= José María Sanz Pastor =

Spanish politician and diplomat (1941–2025)

José María Sanz-Pastor Mellado (16 July 1941 – 12 January 2025) was a Spanish politician and diplomat. As a member of the Union of the Democratic Centre (UCD), he was the civil governor of the provinces of Cádiz (1977–1980), Alicante (1980) and Seville (1980–1982). He was the ambassador to Tanzania (1991–1997) and Ireland (1997–2000).

==Biography==
===Education===
Sanz Pastor was born in Lorca in the Region of Murcia. He earned a doctorate in international comparative law and in journalism, as well as having a degree in international trade. In 1968, he joined the diplomatic service.

===Civil governor===
During the Spanish transition to democracy under the premiership of Adolfo Suárez, Sanz Pastor was the civil governor of the Province of Cádiz. In 1980 he briefly held the same office in the Province of Alicante but was dismissed by the regional captain-general Jaime Milans del Bosch, who would two months later become the only general to support the failed 1981 Spanish coup attempt. In the same role in the Province of Seville, Sanz Pastor resisted that coup in February, and was remembered fondly by local Spanish Socialist Workers' Party (PSOE) politicians, who feared retribution if the military returned to power.

Weeks earlier, in January 1981, Sanz Pastor ordered police to use rubber bullets and smoke bombs to break up an unauthorised protest in the city of Seville. The PSOE called for his resignation while the Communist Party of Spain (PCE) tabled a motion condemning him in the provincial deputation, which did not pass due to the PSOE's abstention. Sanz Pastor blamed the PCE for allegedly organising the protest.

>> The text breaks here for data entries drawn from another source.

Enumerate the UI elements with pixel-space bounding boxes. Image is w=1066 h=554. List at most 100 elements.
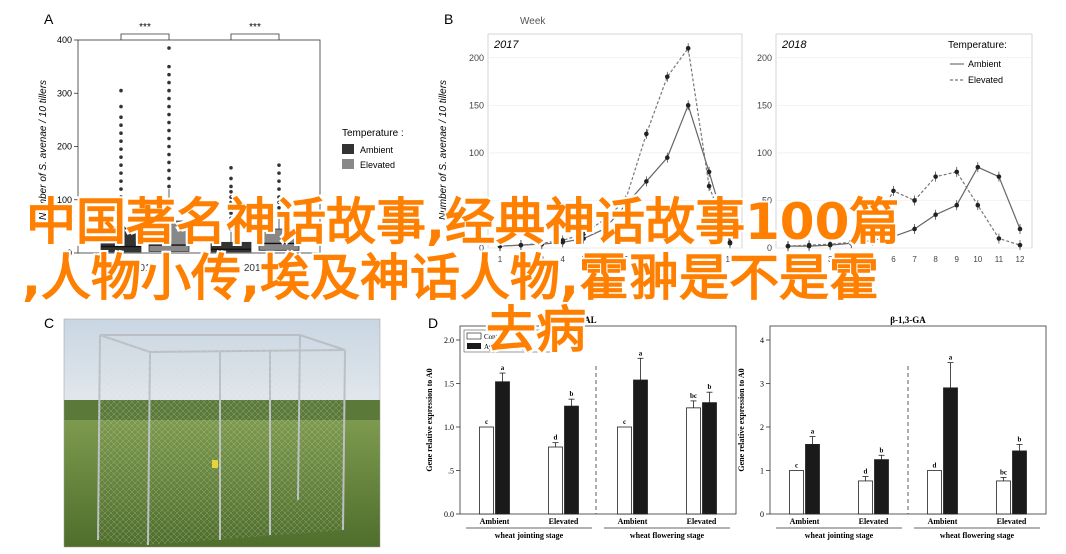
b-point-elevated [975,202,981,208]
a-outlier-point [229,184,233,189]
b-point-ambient [933,212,938,218]
b-point-elevated [848,239,854,245]
b-xtick-label: 5 [581,255,586,264]
b-point-ambient [975,164,981,170]
b-series-line-ambient [499,103,731,247]
a-outlier-point [167,80,171,85]
b-point-elevated [891,188,896,194]
a-outlier-point [229,211,233,215]
b-point-elevated [539,240,545,246]
b-point-elevated [996,236,1002,241]
a-sig-bracket [230,33,280,40]
a-outlier-point [119,88,123,93]
a-outlier-point [277,200,281,205]
b-point-elevated [785,243,791,249]
b-ytick-label: 200 [469,53,484,63]
b-xtick-label: 11 [995,255,1004,264]
legend-label-ambient: Ambient [360,145,394,155]
ga-bar-aphid [943,387,958,515]
b-xtick-label: 2 [519,255,524,264]
ga-bar-aphid [805,443,820,515]
b-series-line-elevated [787,171,1021,247]
a-outlier-point [277,205,281,210]
b-xtick-label: 12 [726,255,735,264]
ga-ytick-label: 4 [760,336,764,345]
pal-bar-aphid [564,405,579,515]
b-ytick-label: 100 [757,148,772,158]
panel-b-ylabel: Number of S. avenae / 10 tillers [438,80,449,220]
a-outlier-point [229,200,233,205]
ga-bar-control [789,470,804,515]
a-outlier-point [119,104,123,109]
pal-ytick-label: .5 [448,467,454,476]
b-point-ambient [664,155,670,160]
pal-bar-aphid [495,381,510,515]
b-point-ambient [891,234,896,239]
pal-letter: c [623,418,626,426]
pal-group-label: Ambient [480,517,510,526]
b-point-ambient [644,179,649,184]
b-xtick-label: 7 [912,255,917,264]
a-sig-label: *** [139,22,151,33]
a-outlier-point [167,160,171,165]
ga-letter: c [795,462,798,470]
b-xtick-label: 3 [540,255,545,264]
ga-letter: b [1018,435,1022,443]
pal-ytick-label: 1.5 [444,380,454,389]
ga-letter: d [864,468,868,476]
pal-ytick-label: 2.0 [444,336,454,345]
a-outlier-point [119,187,123,191]
b-point-elevated [602,217,607,222]
a-outlier-point [119,179,123,183]
a-outlier-point [119,147,123,151]
panel-b-lineplot: Number of S. avenae / 10 tillers 2017 20… [438,16,1033,264]
a-outlier-point [119,131,123,135]
a-outlier-point [119,195,123,199]
pal-letter: bc [690,392,697,400]
a-outlier-point [167,64,171,69]
ga-letter: d [933,462,937,470]
a-outlier-point [167,88,171,93]
a-box-elevated [258,228,300,251]
a-xtick-label: 2018 [244,263,267,274]
b-point-elevated [644,131,649,137]
ga-ytick-label: 2 [760,423,764,432]
a-outlier-point [277,187,281,191]
b-point-ambient [685,103,691,108]
a-box-ambient [210,241,252,253]
a-outlier-point [229,176,233,181]
ga-bar-control [858,480,873,515]
a-outlier-point [229,166,233,170]
pal-title: PAL [579,315,596,325]
b-point-elevated [1017,242,1023,248]
b-xtick-label: 6 [602,255,607,264]
legend-swatch-control [466,332,482,340]
panel-a-boxplot: Number of S. avenae / 10 tillers 0 100 200… [38,22,404,274]
a-ytick-label: 200 [57,142,72,152]
b-point-elevated [806,242,812,248]
b-ytick-label: 150 [469,100,484,110]
photo-yellow-trap [212,460,218,468]
a-ytick-label: 0 [67,248,72,258]
b-point-ambient [912,226,917,232]
a-box-ambient [100,225,142,253]
legend-label-control: Control [484,333,505,341]
a-xtick-label: 2017 [134,263,157,274]
legend-label-aphid: Aphid Feeding [484,343,526,351]
pal-letter: c [485,418,488,426]
ga-ylabel: Gene relative expression to A0 [737,368,746,471]
a-box-elevated [148,220,190,252]
pal-legend-box [463,329,555,353]
a-outlier-point [167,168,171,173]
b-point-elevated [560,238,566,243]
b-xtick-label: 10 [973,255,982,264]
a-outlier-point [119,123,123,127]
a-outlier-point [167,184,171,189]
a-outlier-point [167,112,171,117]
b-series-line-elevated [499,46,731,247]
a-outlier-point [167,46,171,50]
ga-bar-control [996,480,1011,515]
pal-letter: b [708,383,712,391]
field-cage-photo [63,318,381,548]
b-xtick-label: 7 [623,255,628,264]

In April 1981, the town of Marinaleda went on hunger strike over rural unemployment, with protests spreading to nearby towns. There were severe health complications for participants. Sanz Pastor was criticised by the PSOE who said that he was denying the event and not sending aid, to which he responded that they had to be more concrete in their accusations.

In Sanz Pastor's leaving speech in January 1983, he praised the Socialist President of the Regional Government of Andalusia, Rafael Escuredo, as the best in Spain. He quoted phrases from Karl Marx and Vladimir Lenin saying that when the left comes to power, it does not stay leftist, leading to the vice president joking that Andalusia was so special that the UCD would quote Lenin.

===Ambassador===
In 1983, Sanz Pastor was named the general consul in Perpignan in France. As Spain's ambassador to Tanzania from 1991 to 1997, he was also the country's representative in Rwanda, Burundi, Madagascar, Mauritius and Comoros. He was the ambassador to Ireland from 1997 to 2000; in August 1998 he was invited by President Mary McAleese to a memorial service at St Patrick's Cathedral, Dublin following the Omagh bombing.

===Later life and death===
Sanz Pastor was chosen as the crier for Lorca's Semana Santa celebrations in 2010. He died on 12 January 2025 in Madrid, at the age of 83.